La fonction achats, longtemps perçue comme un centre de coûts administratif, vit une révolution silencieuse portée par l'intelligence artificielle agentique. Des systèmes capables d'exécuter des tâches complexes de manière autonome — de la recherche de fournisseurs à la négociation de contrats — commencent à être déployés dans les directions achats de grands groupes, modifiant en profondeur les process et les métiers.

Des agents capables d'agir et d'apprendre

Contrairement aux outils d'IA générative qui produisent du contenu ou répondent à des requêtes, l'IA agentique désigne des programmes conçus pour atteindre des objectifs définis en interagissant avec leur environnement : ils peuvent lancer des appels d'offres, comparer des devis, vérifier la conformité réglementaire de fournisseurs potentiels, ou encore renégocier des conditions d'achat en fonction de seuils prédéfinis. Plusieurs éditeurs de logiciels de gestion (ERP) et start-up spécialisées proposent désormais de tels modules, qui s'appuient sur des modèles de langage avancés et des algorithmes de décision.

Selon des experts du secteur, ces systèmes permettent de traiter en quelques minutes des volumes de données qui nécessiteraient des journées de travail humain.
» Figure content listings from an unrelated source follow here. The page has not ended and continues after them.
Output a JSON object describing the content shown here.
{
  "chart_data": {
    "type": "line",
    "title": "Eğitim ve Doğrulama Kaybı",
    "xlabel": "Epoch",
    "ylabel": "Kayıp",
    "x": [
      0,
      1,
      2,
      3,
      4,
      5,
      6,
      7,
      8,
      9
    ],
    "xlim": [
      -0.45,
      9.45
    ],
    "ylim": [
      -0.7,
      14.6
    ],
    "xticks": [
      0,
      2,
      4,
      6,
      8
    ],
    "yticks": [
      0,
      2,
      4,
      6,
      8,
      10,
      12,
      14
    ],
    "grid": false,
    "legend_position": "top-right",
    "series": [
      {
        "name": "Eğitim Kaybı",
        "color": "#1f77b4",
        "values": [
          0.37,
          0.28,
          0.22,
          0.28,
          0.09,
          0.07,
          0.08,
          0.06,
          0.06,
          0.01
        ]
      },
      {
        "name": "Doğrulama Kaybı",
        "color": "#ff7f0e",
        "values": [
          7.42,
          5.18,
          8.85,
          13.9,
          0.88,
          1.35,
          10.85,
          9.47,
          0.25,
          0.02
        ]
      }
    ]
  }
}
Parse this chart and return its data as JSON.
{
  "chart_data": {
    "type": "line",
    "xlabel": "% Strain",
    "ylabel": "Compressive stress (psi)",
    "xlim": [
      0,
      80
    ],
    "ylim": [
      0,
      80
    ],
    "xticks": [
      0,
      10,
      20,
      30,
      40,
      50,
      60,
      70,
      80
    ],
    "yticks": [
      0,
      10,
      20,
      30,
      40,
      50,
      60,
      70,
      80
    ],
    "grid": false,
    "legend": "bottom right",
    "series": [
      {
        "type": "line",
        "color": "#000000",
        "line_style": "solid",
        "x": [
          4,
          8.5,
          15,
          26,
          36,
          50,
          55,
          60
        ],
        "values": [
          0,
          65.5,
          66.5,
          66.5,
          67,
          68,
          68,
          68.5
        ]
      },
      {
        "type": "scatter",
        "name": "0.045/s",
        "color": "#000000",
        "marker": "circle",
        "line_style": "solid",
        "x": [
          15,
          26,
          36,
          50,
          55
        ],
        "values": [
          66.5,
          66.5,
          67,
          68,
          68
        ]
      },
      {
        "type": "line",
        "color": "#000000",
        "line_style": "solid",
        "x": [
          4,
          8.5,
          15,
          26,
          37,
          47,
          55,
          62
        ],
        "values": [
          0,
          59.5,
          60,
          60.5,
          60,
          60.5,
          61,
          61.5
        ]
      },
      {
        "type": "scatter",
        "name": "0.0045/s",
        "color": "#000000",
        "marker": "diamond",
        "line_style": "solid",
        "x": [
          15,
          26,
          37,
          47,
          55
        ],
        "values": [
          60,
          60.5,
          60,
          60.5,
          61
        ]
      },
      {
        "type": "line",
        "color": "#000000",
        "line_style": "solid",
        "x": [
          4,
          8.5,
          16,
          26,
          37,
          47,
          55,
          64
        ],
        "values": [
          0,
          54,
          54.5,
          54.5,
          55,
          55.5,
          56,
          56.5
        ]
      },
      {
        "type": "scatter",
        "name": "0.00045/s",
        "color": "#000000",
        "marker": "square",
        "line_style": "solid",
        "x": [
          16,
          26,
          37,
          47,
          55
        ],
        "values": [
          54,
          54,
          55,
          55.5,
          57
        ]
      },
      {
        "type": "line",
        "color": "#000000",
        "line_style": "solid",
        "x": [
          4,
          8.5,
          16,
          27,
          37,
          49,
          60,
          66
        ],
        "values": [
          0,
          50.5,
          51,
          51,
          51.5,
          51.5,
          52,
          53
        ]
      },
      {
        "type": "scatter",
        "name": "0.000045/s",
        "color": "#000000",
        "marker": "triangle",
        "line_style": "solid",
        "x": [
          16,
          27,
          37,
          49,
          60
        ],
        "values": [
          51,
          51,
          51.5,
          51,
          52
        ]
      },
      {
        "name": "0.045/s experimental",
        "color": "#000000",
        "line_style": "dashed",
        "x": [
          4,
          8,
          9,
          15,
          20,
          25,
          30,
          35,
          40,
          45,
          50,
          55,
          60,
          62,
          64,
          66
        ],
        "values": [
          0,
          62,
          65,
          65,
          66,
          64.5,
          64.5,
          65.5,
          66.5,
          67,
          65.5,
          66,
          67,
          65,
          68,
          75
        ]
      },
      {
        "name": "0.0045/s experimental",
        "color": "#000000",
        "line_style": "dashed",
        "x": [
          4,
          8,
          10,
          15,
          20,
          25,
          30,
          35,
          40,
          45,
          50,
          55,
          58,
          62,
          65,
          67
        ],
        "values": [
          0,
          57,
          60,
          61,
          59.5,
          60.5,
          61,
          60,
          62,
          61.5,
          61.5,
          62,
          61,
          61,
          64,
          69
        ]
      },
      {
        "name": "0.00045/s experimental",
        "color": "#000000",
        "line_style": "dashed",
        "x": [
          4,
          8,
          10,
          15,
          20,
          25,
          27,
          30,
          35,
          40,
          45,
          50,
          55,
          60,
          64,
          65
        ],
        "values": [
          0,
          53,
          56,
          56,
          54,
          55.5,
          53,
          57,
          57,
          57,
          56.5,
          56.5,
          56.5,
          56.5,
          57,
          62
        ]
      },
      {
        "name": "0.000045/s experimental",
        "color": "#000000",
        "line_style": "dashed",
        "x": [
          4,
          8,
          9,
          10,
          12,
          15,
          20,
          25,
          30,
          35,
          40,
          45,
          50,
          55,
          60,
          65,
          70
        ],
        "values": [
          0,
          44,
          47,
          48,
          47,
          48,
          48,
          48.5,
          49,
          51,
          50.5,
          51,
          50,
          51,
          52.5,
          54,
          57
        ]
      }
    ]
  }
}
Ils peuvent par exemple analyser l'historique des prix sur un marché, les performances des fournisseurs, les risques géopolitiques ou climatiques, et recommander — ou même exécuter — une action d'achat. Certains sont dotés de capacités d'apprentissage : ils ajustent leurs stratégies en fonction des résultats obtenus.

Une adoption encore timide mais prometteuse

Si l'IA agentique est encore en phase d'expérimentation dans la plupart des directions achats, plusieurs grandes entreprises françaises et européennes ont déjà engagé des projets pilotes. Les secteurs les plus avancés sont l'industrie manufacturière, la grande distribution et l'énergie, où les volumes d'achats et la complexité des chaînes d'approvisionnement justifient l'investissement.

Les dirigeants interrogés mettent en avant des premiers retours positifs : réduction des délais de traitement, baisse des coûts d'achat de quelques pourcents grâce à une meilleure optimisation des négociations, et libération du temps des acheteurs pour des missions à plus forte valeur ajoutée, comme la gestion des relations fournisseurs stratégiques ou l'innovation.

Quels risques et quelles limites ?

Cette automatisation massive n'est pas sans susciter des inquiétudes. Les syndicats et certaines ONG alertent sur le risque de suppression d'emplois dans les fonctions support, tandis que des experts en éthique pointent les biais potentiels intégrés dans les algorithmes : un agent pourrait, par exemple, favoriser systématiquement des fournisseurs d'une région donnée ou reproduire des discriminations historiques dans les données d'entraînement.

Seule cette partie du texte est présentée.